Certains sujets de recherche ne perdent-ils pas leur sens à cause de l’exil ?

Certains cas sont très évidents : un archéologue ou un numismate (chercheur spécialisé dans l’étude des monnaies et de médailles anciennes ou contemporaines, NDLR) n’ont plus accès au matériel sur lequel ils travaillaient s’ils sont forcés de quitter leur pays. D’autres cas le sont moins ; une section de l’exposition est ainsi consacrée à la question des savoirs en exil. Un de nos collègues des Comores est venu il y a très longtemps faire une thèse à l’Université de Dijon sur la synthèse des polymères dans le champ d’application du cancer. Il est rentré dans son pays, il a contribué activement à la construction de la démocratie et la nouvelle université, et il s’est présenté aux élections académiques et politiques. L’Université des Comores ne s’intéressait à ce qu’il avait fait en France, mais plutôt à la synthèse de l’ylang-ylang (le pays est le premier producteur mondial de cette essence, NDLR) et il a donc travaillé sur ce sujet. À cause de son engagement politique, il a dû fuir son pays pendant la nuit. De retour en France, la recherche sur le cancer avait évolué et personne ne s’intéresse à l’ylang-ylang donc il a dû recommencer une nouvelle recherche. Beaucoup de savoirs ne sont pas aussi facilement transportables qu’un crayon ou un ordinateur. Les centres d’intérêt ne sont pas les mêmes en fonction des pays. Quand on accueille des collègues pour une période transitoire, on ne doit pas oublier, si le but est de les aider à retourner un jour dans leur pays, que leur recherche doit leur permettre de réintégrer le marché de l’emploi local. L’exposition met en avant le portrait d’une collègue afghane qui travaillait sur la littérature française : le sujet est assez rare en Afghanistan, mais très courant en France, évidemment. Elle travaille maintenant sur la littérature afghane, mais le jour où elle retournera dans son pays, elle sera à nouveau confrontée au problème d’une recherche trop commune. Il faut se projeter dans le temps court, l’accueil d’urgence, sans condition ; sur le moyen terme, il faut donner les moyens d’une reconstruction psychologique et académique ; et sur le long terme, il ne faut pas négliger ce que les chercheurs vont devenir après.
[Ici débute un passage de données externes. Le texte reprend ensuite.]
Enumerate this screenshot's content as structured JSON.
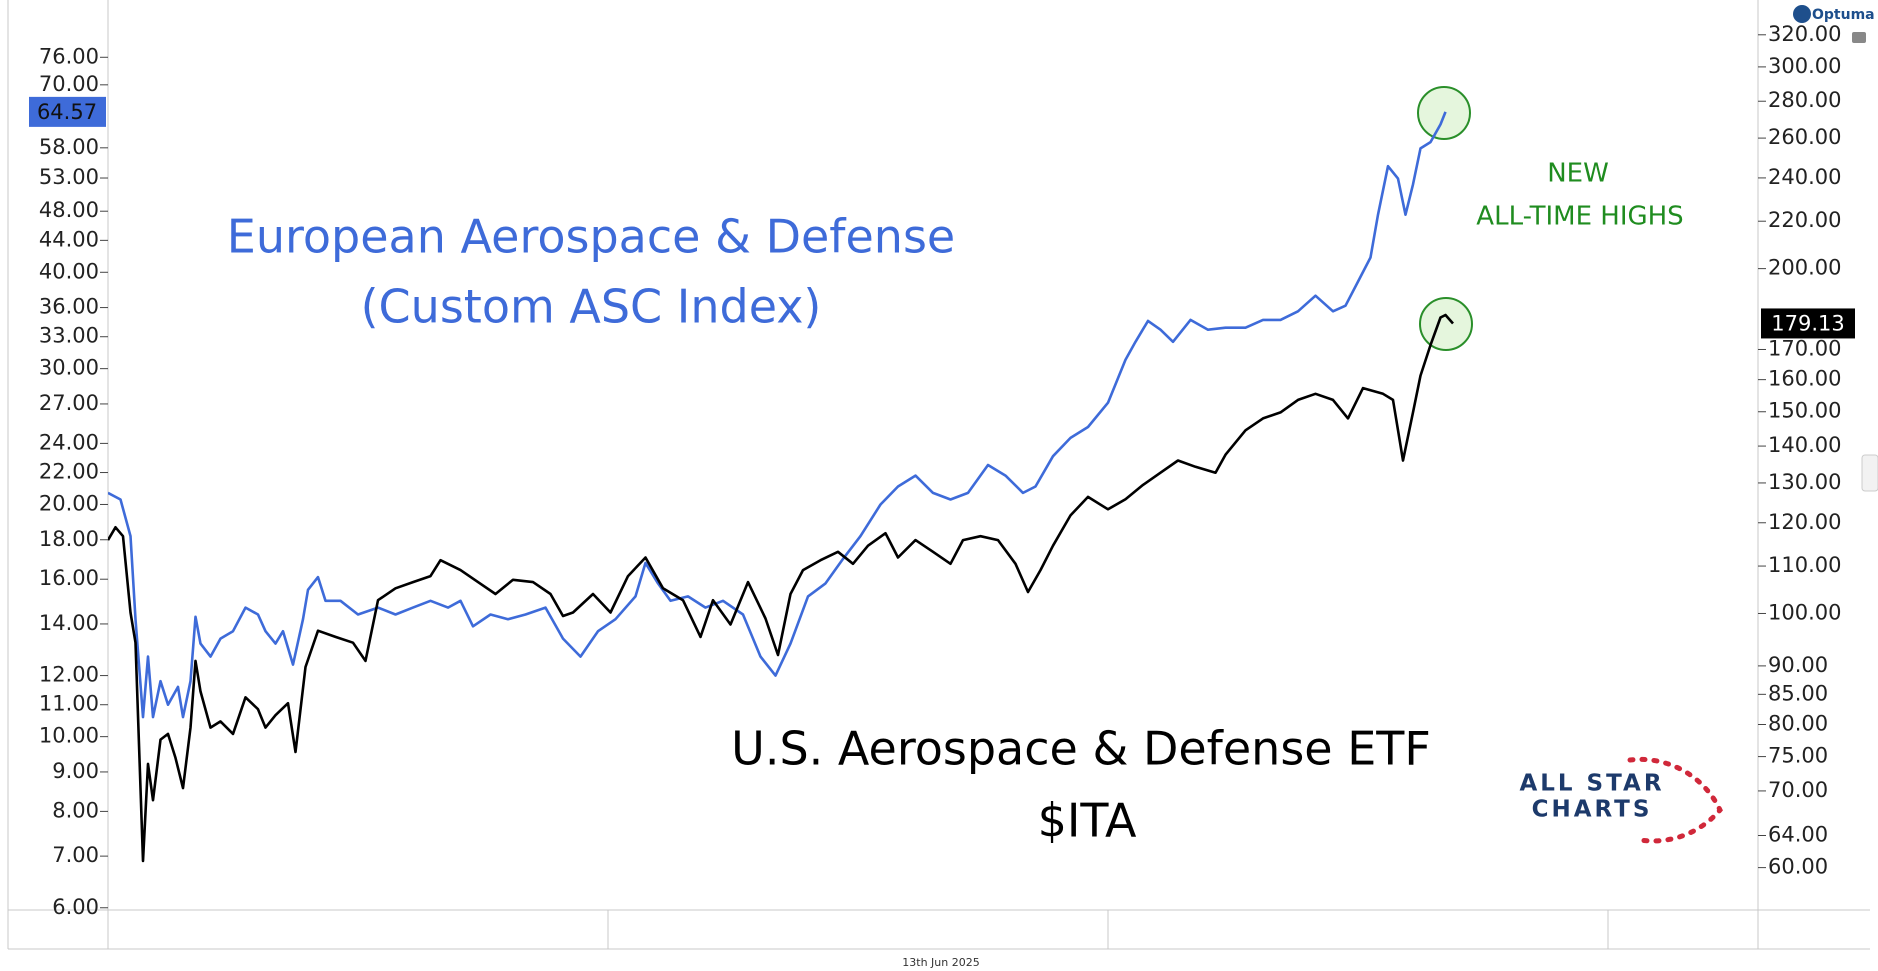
{
  "chart_data": {
    "type": "line",
    "xlim": [
      2020,
      2026.6
    ],
    "xticks": [
      2020,
      2022,
      2024,
      2026
    ],
    "ylog": true,
    "ylim": [
      5.96,
      87
    ],
    "yticks": [
      {
        "value": 6,
        "label": "6.00"
      },
      {
        "value": 7,
        "label": "7.00"
      },
      {
        "value": 8,
        "label": "8.00"
      },
      {
        "value": 9,
        "label": "9.00"
      },
      {
        "value": 10,
        "label": "10.00"
      },
      {
        "value": 11,
        "label": "11.00"
      },
      {
        "value": 12,
        "label": "12.00"
      },
      {
        "value": 14,
        "label": "14.00"
      },
      {
        "value": 16,
        "label": "16.00"
      },
      {
        "value": 18,
        "label": "18.00"
      },
      {
        "value": 20,
        "label": "20.00"
      },
      {
        "value": 22,
        "label": "22.00"
      },
      {
        "value": 24,
        "label": "24.00"
      },
      {
        "value": 27,
        "label": "27.00"
      },
      {
        "value": 30,
        "label": "30.00"
      },
      {
        "value": 33,
        "label": "33.00"
      },
      {
        "value": 36,
        "label": "36.00"
      },
      {
        "value": 40,
        "label": "40.00"
      },
      {
        "value": 44,
        "label": "44.00"
      },
      {
        "value": 48,
        "label": "48.00"
      },
      {
        "value": 53,
        "label": "53.00"
      },
      {
        "value": 58,
        "label": "58.00"
      },
      {
        "value": 70,
        "label": "70.00"
      },
      {
        "value": 76,
        "label": "76.00"
      }
    ],
    "y2log": true,
    "y2lim": [
      55.1,
      335
    ],
    "y2ticks": [
      {
        "value": 60,
        "label": "60.00"
      },
      {
        "value": 64,
        "label": "64.00"
      },
      {
        "value": 70,
        "label": "70.00"
      },
      {
        "value": 75,
        "label": "75.00"
      },
      {
        "value": 80,
        "label": "80.00"
      },
      {
        "value": 85,
        "label": "85.00"
      },
      {
        "value": 90,
        "label": "90.00"
      },
      {
        "value": 100,
        "label": "100.00"
      },
      {
        "value": 110,
        "label": "110.00"
      },
      {
        "value": 120,
        "label": "120.00"
      },
      {
        "value": 130,
        "label": "130.00"
      },
      {
        "value": 140,
        "label": "140.00"
      },
      {
        "value": 150,
        "label": "150.00"
      },
      {
        "value": 160,
        "label": "160.00"
      },
      {
        "value": 170,
        "label": "170.00"
      },
      {
        "value": 200,
        "label": "200.00"
      },
      {
        "value": 220,
        "label": "220.00"
      },
      {
        "value": 240,
        "label": "240.00"
      },
      {
        "value": 260,
        "label": "260.00"
      },
      {
        "value": 280,
        "label": "280.00"
      },
      {
        "value": 300,
        "label": "300.00"
      },
      {
        "value": 320,
        "label": "320.00"
      }
    ],
    "series": [
      {
        "color": "#3e6bd9",
        "axis": "y",
        "x": [
          2020.0,
          2020.05,
          2020.09,
          2020.11,
          2020.14,
          2020.16,
          2020.18,
          2020.21,
          2020.24,
          2020.28,
          2020.3,
          2020.33,
          2020.35,
          2020.37,
          2020.41,
          2020.45,
          2020.5,
          2020.55,
          2020.6,
          2020.63,
          2020.67,
          2020.7,
          2020.74,
          2020.78,
          2020.8,
          2020.84,
          2020.87,
          2020.93,
          2021.0,
          2021.08,
          2021.15,
          2021.22,
          2021.29,
          2021.36,
          2021.41,
          2021.46,
          2021.53,
          2021.6,
          2021.67,
          2021.75,
          2021.82,
          2021.89,
          2021.96,
          2022.03,
          2022.11,
          2022.15,
          2022.2,
          2022.25,
          2022.32,
          2022.39,
          2022.46,
          2022.54,
          2022.61,
          2022.67,
          2022.73,
          2022.8,
          2022.87,
          2022.94,
          2023.01,
          2023.09,
          2023.16,
          2023.23,
          2023.3,
          2023.37,
          2023.44,
          2023.52,
          2023.59,
          2023.66,
          2023.71,
          2023.78,
          2023.85,
          2023.92,
          2024.0,
          2024.07,
          2024.11,
          2024.16,
          2024.21,
          2024.26,
          2024.33,
          2024.4,
          2024.47,
          2024.55,
          2024.62,
          2024.69,
          2024.76,
          2024.83,
          2024.9,
          2024.95,
          2025.0,
          2025.05,
          2025.08,
          2025.12,
          2025.16,
          2025.19,
          2025.22,
          2025.25,
          2025.29,
          2025.33,
          2025.35
        ],
        "values": [
          20.7,
          20.3,
          18.2,
          14.2,
          10.6,
          12.7,
          10.6,
          11.8,
          11.0,
          11.6,
          10.6,
          11.8,
          14.3,
          13.2,
          12.7,
          13.4,
          13.7,
          14.7,
          14.4,
          13.7,
          13.2,
          13.7,
          12.4,
          14.2,
          15.5,
          16.1,
          15.0,
          15.0,
          14.4,
          14.7,
          14.4,
          14.7,
          15.0,
          14.7,
          15.0,
          13.9,
          14.4,
          14.2,
          14.4,
          14.7,
          13.4,
          12.7,
          13.7,
          14.2,
          15.2,
          16.8,
          15.8,
          15.0,
          15.2,
          14.7,
          15.0,
          14.4,
          12.7,
          12.0,
          13.2,
          15.2,
          15.8,
          17.0,
          18.2,
          20.0,
          21.1,
          21.8,
          20.7,
          20.3,
          20.7,
          22.5,
          21.8,
          20.7,
          21.1,
          23.1,
          24.4,
          25.2,
          27.1,
          30.8,
          32.5,
          34.6,
          33.7,
          32.5,
          34.7,
          33.7,
          33.9,
          33.9,
          34.7,
          34.7,
          35.6,
          37.3,
          35.6,
          36.2,
          38.9,
          41.8,
          47.5,
          54.9,
          52.9,
          47.5,
          52.0,
          57.9,
          59.0,
          62.2,
          64.57
        ]
      },
      {
        "color": "#000000",
        "axis": "y2",
        "x": [
          2020.0,
          2020.03,
          2020.06,
          2020.09,
          2020.11,
          2020.14,
          2020.16,
          2020.18,
          2020.21,
          2020.24,
          2020.27,
          2020.3,
          2020.33,
          2020.35,
          2020.37,
          2020.41,
          2020.45,
          2020.5,
          2020.55,
          2020.6,
          2020.63,
          2020.67,
          2020.72,
          2020.75,
          2020.79,
          2020.84,
          2020.91,
          2020.98,
          2021.03,
          2021.08,
          2021.15,
          2021.22,
          2021.29,
          2021.33,
          2021.41,
          2021.48,
          2021.55,
          2021.62,
          2021.7,
          2021.77,
          2021.82,
          2021.86,
          2021.94,
          2022.01,
          2022.08,
          2022.15,
          2022.22,
          2022.3,
          2022.37,
          2022.42,
          2022.49,
          2022.56,
          2022.63,
          2022.68,
          2022.73,
          2022.78,
          2022.85,
          2022.92,
          2022.98,
          2023.04,
          2023.11,
          2023.16,
          2023.23,
          2023.3,
          2023.37,
          2023.42,
          2023.49,
          2023.56,
          2023.63,
          2023.68,
          2023.73,
          2023.78,
          2023.85,
          2023.92,
          2024.0,
          2024.07,
          2024.14,
          2024.21,
          2024.28,
          2024.35,
          2024.43,
          2024.47,
          2024.55,
          2024.62,
          2024.69,
          2024.76,
          2024.83,
          2024.9,
          2024.96,
          2025.02,
          2025.1,
          2025.14,
          2025.18,
          2025.22,
          2025.25,
          2025.29,
          2025.33,
          2025.35,
          2025.38
        ],
        "values": [
          115.9,
          118.9,
          116.8,
          100.2,
          94.3,
          60.8,
          73.9,
          68.7,
          77.6,
          78.5,
          74.8,
          70.4,
          79.5,
          90.9,
          85.5,
          79.5,
          80.5,
          78.5,
          84.5,
          82.5,
          79.5,
          81.5,
          83.5,
          75.7,
          89.8,
          96.6,
          95.4,
          94.3,
          90.9,
          102.7,
          105.2,
          106.5,
          107.8,
          111.3,
          109.1,
          106.5,
          104.0,
          107.0,
          106.5,
          104.0,
          99.5,
          100.2,
          104.0,
          100.2,
          107.8,
          111.9,
          105.2,
          102.7,
          95.4,
          102.7,
          97.8,
          106.5,
          99.0,
          92.0,
          104.0,
          109.1,
          111.3,
          113.2,
          110.5,
          114.6,
          117.5,
          111.9,
          115.9,
          113.2,
          110.5,
          115.9,
          116.8,
          115.9,
          110.5,
          104.4,
          109.1,
          114.6,
          121.8,
          126.4,
          123.3,
          125.8,
          129.5,
          132.7,
          136.0,
          134.3,
          132.7,
          137.6,
          144.5,
          148.0,
          149.8,
          153.6,
          155.5,
          153.6,
          148.0,
          157.3,
          155.5,
          153.6,
          136.0,
          149.8,
          161.3,
          171.5,
          181.3,
          182.2,
          179.13
        ]
      }
    ],
    "annotations": [
      {
        "text": "European Aerospace & Defense",
        "color": "#3e6bd9"
      },
      {
        "text": "(Custom ASC Index)",
        "color": "#3e6bd9"
      },
      {
        "text": "U.S. Aerospace & Defense ETF",
        "color": "#000000"
      },
      {
        "text": "$ITA",
        "color": "#000000"
      },
      {
        "text": "NEW",
        "color": "#1f8c1f"
      },
      {
        "text": "ALL-TIME HIGHS",
        "color": "#1f8c1f"
      }
    ],
    "date_label": "13th Jun 2025",
    "brand": "Optuma",
    "logo": [
      "ALL STAR",
      "CHARTS"
    ]
  }
}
Poser, pour ces chercheurs et leurs proches, c’est aussi donner une voix à ceux qui sont restés au pays ?

Dans la dernière section de l’exposition, nous avons posé aux chercheurs la question suivante : pourquoi posez-vous pour la liberté ? Ils sont unanimes : en partageant leur vécu, ils veulent faire connaître le sort de leurs collègues. Un des portraits est celui d’un chercheur qui ne voulait pas être reconnu. Il a donc mis son bras devant ses yeux. Mais à la dernière minute, il l’a abaissé. Il s’est dit, finalement : « À quoi bon me cacher ? Je suis en France alors que d’autres se battent toujours dans leur pays ». Cela donne un moment très émouvant dans la photo, rendu possible par le temps long de la pose, entre le réflexe de protection et l’action rendue possible par le fait de ne plus avoir peur.